Hurricane damage in the southeastern United States, renewed security fears in Nigeria and a host of other factors have caused crude oil futures to rise sharply. The benchmark West Texas Intermediate contract for November delivery closed above $50 per barrel for the first time ever. Middle Eastern oil prices are fast following.
There is talk of an “oil price bubble,” but experts don’t expect anything to burst now that winter is approaching ― the season when oil consumption increases. Oil prices might drop briefly, but we can’t expect prices to fall to the levels we knew in the past, most experts warn.
We can’t stress enough the effect of oil price increases on the economy. Oil price hikes are fatal to factory operations and business management, and lead directly to a rise in consumer prices. High oil prices discourage people from spending and influence nearly all fields, including exports and economic growth. In short, life gets tougher for everyone.

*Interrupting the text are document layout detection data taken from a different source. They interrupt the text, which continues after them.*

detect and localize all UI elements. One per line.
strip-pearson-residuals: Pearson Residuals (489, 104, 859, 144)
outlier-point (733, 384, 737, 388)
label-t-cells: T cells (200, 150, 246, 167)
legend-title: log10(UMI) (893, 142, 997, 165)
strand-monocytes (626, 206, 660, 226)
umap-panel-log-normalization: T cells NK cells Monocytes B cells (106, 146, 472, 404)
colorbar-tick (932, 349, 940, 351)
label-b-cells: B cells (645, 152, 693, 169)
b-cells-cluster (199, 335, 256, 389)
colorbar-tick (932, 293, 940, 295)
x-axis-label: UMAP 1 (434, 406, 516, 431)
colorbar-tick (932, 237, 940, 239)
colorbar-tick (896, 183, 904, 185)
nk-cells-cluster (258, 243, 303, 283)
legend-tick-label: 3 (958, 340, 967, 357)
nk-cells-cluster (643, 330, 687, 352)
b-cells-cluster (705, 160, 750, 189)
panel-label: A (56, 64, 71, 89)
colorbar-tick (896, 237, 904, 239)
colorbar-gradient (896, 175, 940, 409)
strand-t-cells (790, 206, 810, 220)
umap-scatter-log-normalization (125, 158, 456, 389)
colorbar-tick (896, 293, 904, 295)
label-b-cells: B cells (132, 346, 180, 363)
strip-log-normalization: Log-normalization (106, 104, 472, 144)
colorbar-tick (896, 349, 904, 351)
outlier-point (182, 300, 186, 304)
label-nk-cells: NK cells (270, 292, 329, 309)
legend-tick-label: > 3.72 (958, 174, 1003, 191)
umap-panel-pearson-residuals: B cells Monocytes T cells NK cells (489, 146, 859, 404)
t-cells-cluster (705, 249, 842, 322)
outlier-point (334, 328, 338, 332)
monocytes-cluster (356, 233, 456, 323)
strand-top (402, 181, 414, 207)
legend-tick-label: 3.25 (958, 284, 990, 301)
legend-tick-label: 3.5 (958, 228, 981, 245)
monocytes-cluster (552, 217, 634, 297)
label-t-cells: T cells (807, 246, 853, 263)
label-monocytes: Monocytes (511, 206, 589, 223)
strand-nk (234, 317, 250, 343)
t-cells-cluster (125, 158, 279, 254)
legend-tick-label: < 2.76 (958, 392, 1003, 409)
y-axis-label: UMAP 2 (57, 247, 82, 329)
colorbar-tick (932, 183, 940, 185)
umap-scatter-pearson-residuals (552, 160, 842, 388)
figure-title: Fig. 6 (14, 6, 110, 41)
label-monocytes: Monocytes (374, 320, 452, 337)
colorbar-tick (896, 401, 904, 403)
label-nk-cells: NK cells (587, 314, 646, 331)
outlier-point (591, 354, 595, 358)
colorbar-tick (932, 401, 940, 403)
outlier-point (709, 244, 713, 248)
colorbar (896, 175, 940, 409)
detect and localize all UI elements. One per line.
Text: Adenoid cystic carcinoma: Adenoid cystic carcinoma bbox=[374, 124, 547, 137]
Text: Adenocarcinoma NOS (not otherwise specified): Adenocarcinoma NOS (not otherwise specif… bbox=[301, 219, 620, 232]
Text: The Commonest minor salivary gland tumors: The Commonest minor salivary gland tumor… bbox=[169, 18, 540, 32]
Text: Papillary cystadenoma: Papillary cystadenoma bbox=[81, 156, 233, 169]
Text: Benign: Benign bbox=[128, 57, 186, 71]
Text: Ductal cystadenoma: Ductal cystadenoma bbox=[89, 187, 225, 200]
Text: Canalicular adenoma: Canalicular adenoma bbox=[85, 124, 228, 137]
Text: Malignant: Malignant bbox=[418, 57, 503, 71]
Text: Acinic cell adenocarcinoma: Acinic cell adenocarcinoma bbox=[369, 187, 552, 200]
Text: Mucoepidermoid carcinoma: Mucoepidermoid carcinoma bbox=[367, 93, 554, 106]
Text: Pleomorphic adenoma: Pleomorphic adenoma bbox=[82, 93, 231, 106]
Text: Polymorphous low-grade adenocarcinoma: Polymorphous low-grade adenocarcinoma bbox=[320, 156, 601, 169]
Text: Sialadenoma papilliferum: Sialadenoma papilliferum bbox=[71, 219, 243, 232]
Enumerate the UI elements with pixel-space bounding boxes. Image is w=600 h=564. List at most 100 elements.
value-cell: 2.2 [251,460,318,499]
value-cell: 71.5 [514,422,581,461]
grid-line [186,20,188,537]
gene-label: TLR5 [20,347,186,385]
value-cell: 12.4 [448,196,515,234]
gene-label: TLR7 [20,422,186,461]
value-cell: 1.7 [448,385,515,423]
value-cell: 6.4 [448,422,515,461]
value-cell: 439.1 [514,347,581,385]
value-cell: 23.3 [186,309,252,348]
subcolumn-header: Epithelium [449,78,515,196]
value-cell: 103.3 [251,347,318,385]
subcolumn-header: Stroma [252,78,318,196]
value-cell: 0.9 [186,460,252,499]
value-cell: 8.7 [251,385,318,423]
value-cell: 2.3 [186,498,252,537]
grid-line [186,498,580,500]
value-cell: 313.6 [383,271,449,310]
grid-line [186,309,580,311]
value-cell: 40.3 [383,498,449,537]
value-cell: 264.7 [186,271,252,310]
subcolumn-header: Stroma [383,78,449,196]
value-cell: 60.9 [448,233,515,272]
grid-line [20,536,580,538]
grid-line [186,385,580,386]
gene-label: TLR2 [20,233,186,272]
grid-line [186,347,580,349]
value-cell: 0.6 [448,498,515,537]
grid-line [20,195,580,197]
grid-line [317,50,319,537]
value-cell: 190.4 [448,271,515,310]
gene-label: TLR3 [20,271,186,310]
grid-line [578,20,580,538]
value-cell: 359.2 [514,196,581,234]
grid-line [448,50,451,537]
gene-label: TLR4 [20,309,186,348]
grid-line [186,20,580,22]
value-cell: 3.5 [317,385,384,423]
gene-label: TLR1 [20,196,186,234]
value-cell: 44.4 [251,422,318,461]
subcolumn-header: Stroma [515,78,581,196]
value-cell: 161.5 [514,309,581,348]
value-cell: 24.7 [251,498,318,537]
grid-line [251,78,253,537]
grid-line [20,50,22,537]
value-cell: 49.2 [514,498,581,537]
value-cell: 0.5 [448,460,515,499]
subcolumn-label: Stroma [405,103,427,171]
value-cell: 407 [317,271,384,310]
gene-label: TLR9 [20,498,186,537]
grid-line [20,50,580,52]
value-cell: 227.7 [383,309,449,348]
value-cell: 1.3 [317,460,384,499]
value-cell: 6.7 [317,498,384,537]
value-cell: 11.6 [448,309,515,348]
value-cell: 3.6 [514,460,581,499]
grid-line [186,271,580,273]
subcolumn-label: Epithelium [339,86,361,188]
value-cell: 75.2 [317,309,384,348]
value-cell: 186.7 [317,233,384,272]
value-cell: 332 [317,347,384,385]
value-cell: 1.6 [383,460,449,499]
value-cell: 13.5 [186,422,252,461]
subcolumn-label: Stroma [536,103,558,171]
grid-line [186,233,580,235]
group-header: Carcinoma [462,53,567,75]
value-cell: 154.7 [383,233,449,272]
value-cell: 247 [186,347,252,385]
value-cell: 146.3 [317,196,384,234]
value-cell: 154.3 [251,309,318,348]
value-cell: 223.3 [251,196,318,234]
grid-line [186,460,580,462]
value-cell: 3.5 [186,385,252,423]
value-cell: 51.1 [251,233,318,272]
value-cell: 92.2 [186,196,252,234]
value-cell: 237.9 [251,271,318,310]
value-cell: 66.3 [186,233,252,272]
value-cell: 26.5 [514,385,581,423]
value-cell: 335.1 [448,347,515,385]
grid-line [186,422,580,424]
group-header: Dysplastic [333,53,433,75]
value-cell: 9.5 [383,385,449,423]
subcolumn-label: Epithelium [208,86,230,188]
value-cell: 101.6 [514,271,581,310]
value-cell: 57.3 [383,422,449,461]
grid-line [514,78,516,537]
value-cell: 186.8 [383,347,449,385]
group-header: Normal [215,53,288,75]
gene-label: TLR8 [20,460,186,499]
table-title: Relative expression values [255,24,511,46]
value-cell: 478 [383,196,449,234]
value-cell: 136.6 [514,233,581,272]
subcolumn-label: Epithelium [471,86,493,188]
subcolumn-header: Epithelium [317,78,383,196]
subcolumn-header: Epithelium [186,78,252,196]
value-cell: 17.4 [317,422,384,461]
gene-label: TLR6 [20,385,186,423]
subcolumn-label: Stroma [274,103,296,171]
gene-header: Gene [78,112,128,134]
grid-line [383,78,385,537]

If this situation continues, we will not see the 5 percent growth rate target that the government has set. A decrease in corporate activities will lead to more unemployment, aggravating the hardships of the public. Businesses are already into their contingency plans.
Korea imports most of its energy resources, so we must hurry with our preparations to soften the blows caused by a world of high oil prices. We must restructure our industries to become more energy-efficient and implement new energy-saving policies. These policies should extend to taxation and distribution.
Efforts should be made to lessen the impact of rising oil prices on lower-income households. A master plan must be made, and the government must review its economic blueprint to evaluate whether it is still doable, given the high oil prices.
It is only thanks to nuclear energy that we are not suffering from a shortage of energy. The government must work harder to convince the public of the necessity of nuclear energy. It must also encourage voluntary participation in saving energy. We must also work to diversify our energy imports and develop alternative energy sources.
The government and the oil industry should not repeat their old habit of kicking up a fuss when the oil prices rise, then quickly forgetting about the matter. We cannot afford any more trial-and-error approaches.
It is this simple: The future of our country depends on how efficiently we adjust to the era of high oil prices.